London (AFP) - "Jihadi John",
the masked Islamic State group militant apparently responsible for
beheading a series of Western hostages, was named on Thursday as
Kuwaiti-born London computer programmer Mohammed Emwazi.
The
International Centre for the Study of Radicalisation at King's College
in London said it believed the identity "to be accurate and correct".
"We're
pretty confident that the right individual has been named," Shiraz
Maher, a senior research fellow at the centre, told AFP.
He
believed the leak had come from the United States and pointed out that
"there are no further Americans being held hostage by Islamic State".
"I think the US chose to put this out," he said.
London's
Metropolitan Police dismissed the reports as "speculation" and said it
was "not going to confirm his identity" to protect human lives.
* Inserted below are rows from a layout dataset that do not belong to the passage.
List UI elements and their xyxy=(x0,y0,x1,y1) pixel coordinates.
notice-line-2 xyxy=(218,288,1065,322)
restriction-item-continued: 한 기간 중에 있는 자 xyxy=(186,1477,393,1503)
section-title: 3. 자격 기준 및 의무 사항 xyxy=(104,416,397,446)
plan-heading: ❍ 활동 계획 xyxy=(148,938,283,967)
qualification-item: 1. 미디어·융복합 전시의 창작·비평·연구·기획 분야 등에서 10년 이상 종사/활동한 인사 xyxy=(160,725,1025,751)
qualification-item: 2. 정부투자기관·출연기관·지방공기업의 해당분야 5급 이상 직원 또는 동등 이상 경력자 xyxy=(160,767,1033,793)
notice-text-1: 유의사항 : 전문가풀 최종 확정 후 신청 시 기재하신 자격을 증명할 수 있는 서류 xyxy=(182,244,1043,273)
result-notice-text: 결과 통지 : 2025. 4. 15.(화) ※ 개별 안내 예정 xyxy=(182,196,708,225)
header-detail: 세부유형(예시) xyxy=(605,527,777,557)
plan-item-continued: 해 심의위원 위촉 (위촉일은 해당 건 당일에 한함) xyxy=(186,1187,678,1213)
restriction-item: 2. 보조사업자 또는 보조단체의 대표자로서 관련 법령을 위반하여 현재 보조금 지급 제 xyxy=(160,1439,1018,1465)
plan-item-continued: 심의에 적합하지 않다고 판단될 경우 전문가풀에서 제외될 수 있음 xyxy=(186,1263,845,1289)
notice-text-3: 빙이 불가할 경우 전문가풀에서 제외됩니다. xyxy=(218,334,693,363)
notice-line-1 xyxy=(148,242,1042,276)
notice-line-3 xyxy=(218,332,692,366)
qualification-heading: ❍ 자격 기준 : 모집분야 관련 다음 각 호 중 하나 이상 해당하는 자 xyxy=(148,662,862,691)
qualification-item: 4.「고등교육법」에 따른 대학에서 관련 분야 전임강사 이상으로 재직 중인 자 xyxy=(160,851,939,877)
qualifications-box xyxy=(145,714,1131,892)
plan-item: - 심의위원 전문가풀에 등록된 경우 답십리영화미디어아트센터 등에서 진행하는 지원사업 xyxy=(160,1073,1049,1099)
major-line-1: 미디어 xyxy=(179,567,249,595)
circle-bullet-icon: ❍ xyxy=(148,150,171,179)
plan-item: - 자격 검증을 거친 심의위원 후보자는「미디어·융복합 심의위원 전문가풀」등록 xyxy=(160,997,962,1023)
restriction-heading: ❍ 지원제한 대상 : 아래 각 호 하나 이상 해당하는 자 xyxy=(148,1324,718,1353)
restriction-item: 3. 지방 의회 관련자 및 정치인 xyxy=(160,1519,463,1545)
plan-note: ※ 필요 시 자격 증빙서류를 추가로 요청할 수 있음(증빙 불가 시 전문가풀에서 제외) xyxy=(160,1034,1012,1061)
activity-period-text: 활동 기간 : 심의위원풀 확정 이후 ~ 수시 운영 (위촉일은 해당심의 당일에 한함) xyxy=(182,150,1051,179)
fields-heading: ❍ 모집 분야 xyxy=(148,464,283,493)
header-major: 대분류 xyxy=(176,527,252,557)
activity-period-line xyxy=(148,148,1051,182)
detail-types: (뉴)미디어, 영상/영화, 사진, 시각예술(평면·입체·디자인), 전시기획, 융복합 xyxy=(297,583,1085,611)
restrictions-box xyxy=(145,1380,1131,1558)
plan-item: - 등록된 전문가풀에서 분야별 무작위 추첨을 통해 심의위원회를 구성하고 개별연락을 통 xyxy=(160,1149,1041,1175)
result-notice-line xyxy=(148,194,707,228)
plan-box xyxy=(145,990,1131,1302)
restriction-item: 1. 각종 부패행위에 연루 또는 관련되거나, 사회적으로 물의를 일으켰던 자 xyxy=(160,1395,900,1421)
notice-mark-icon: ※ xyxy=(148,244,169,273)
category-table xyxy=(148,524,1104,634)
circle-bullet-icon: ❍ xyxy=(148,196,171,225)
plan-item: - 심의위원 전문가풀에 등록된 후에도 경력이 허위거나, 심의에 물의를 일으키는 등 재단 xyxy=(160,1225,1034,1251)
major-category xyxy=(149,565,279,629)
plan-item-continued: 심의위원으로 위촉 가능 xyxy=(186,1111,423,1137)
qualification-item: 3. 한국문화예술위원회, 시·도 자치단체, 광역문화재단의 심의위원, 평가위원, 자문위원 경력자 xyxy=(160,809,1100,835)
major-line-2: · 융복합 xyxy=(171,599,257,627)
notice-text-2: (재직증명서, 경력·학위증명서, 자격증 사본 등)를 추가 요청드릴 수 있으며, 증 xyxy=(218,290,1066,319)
"Jihadi John", nicknamed after
Beatle John Lennon due to his British accent, is believed to be
responsible for the murders of US journalists James Foley and Steven
Sotloff, British aid workers David Haines and Alan Henning and American
aid worker Abdul-Rahman Kassig.
He also appeared in a video with Japanese hostages Haruna Yukawa and Kenji Goto shortly before they were killed.
In
the videos posted online, he appears dressed all in black with only his
eyes exposed, brandishing a knife while launching tirades against the
West.
Haines's daughter Bethany told
ITV News that her family and those of other victims would "feel closure
and relief once there's a bullet between his eyes."
- Stylish and polite -
Cage's
research director Asim Qureishi described Emwazi as a "beautiful young
man" who had been alienated by his treatment at the hands of the British
security services.
Cage
published correspondence with Emwazi in which he alleged that a British
MI5 secret service agent named "Nick" tried to recruit him while
interrogating him at Amsterdam's Schiphol Airport in 2009.
Emwazi said he was returning
with two friends after they were expelled from Tanzania, accused of
trying to join Islamist militants in Somalia but on a trip that he
claimed was a safari holiday after finishing university.
"Why
don't you work for us?" Emwazi quoted "Nick" as telling him. After
refusing, he said the officer told him: "You're going to have a lot of
trouble, you're going to be known, you're going to be followed."
After being refused entry to
Kuwait three times, Cage said Emwazi left his London home in 2013 and
that four months later, police told his family he had entered Syria.
The
emails appear to point to growing radicalisation -- he finished one in
2010 saying: "May Allah get rid of the oppressors i.e. security agents".
- Ideology, not poverty -
Emwazi, said by Cage to be 26,
was identified to the Post by friends and others familiar with the case,
with one acquaintance telling the paper: "I have no doubt that Mohammed
is Jihadi John".
The US National Security Council said in a statement that it would neither confirm nor deny the reports.
Emwazi is from a middle class family and earned a degree in computer programming.
Dozens
of reporters gathered outside a modern property believed to belong to
his family in the northwest London neighbourhood of Queen's Park.
Qureishi said the family did not believe the allegations against their son and were in a state of "absolute shock".
The
University of Westminster said in a statement that it had a record of a
Mohammed Emwazi leaving college six years ago and was setting up a
pastoral team to provide advice and support to students.
"If these
allegations are true, we are shocked and sickened by the news. Our
thoughts are with the victims and their families," it said.
Emwazi
is described as being quiet and polite with stylish dress sense. In one
email to Cage, he complained about police going through his designer
clothes.
The rights group claimed that Emwazi had "desperately
wanted to use the system to change his situation but the system
ultimately rejected him."
Maher said Emwazi's middle-class
background belied the conventional wisdom "that terrorism is driven by
people from socially deprived backgrounds".
He predicted that his apparent unmasking would deal a "psychological blow" to the IS group.
"They'll
feel somewhat deflated that someone they wanted to preserve and protect
as an asset has been outed in this way but it won't change anything day
to day," Maher added.
British intelligence officers estimate that there are around 700 homegrown militants fighting for IS in Syria and Iraq.